In one case, a BART engineer left the agency in September 2021 and two months later secured $2.2 million in contracts for his newly established firm. The employee was given the money through a consultant agreement with the leading contractor, which was a company run by his friend. Prior to leaving BART, the employee helped select his friend’s company, which later partnered with him. The report did not include the name of the employee or companies involved in the contract, which includes engineering services for building a new Hayward maintenance facility and modernizing BART’s train control system.

Richardson’s report calls on BART to demand repayment of $1,249,066 already paid out on the contract. BART refused this request but canceled the remainder of the contract.

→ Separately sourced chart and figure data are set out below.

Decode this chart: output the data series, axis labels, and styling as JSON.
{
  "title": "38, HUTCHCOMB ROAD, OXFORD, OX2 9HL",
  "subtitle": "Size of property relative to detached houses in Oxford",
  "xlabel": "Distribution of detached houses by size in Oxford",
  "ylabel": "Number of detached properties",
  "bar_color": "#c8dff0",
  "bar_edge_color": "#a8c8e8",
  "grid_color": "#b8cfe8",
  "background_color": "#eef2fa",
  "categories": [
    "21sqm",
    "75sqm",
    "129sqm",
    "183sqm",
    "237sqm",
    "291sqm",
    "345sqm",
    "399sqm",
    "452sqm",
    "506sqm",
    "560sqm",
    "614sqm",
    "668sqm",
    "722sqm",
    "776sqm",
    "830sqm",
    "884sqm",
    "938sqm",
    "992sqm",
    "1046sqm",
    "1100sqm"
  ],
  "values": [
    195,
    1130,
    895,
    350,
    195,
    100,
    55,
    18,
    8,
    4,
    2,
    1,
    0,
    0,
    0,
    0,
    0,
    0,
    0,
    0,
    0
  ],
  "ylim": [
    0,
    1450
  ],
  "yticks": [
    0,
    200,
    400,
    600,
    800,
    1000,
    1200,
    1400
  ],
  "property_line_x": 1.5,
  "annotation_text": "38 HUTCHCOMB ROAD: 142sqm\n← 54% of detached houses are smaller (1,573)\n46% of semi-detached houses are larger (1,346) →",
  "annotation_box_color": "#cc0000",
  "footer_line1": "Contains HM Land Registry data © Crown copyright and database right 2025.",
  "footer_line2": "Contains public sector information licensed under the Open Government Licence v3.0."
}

“BART not wanting to seek repayment is telling contractors, ‘We’re not taking this seriously,’” said Richardson.

In a response included in the report, BART acknowledged the “problematic relationship” but said the work “was performed competently and has been paid for.”

“Seeking repayment for these particular services, for which the District benefitted greatly, would be an unjust enrichment for the District (essentially getting this work done for free) and is likely to cause serious financial harm to the local businesses,” BART added.

Richardson’s office also documented a case of a maintenance worker allegedly defrauding the agency for at least a year by showing up to BART stations for work and then leaving. In some cases, the employee filed for compensation for over 80 hours in one week and 27 days in a 29-day period.

The employee resigned upon learning of the investigation and could face criminal charges.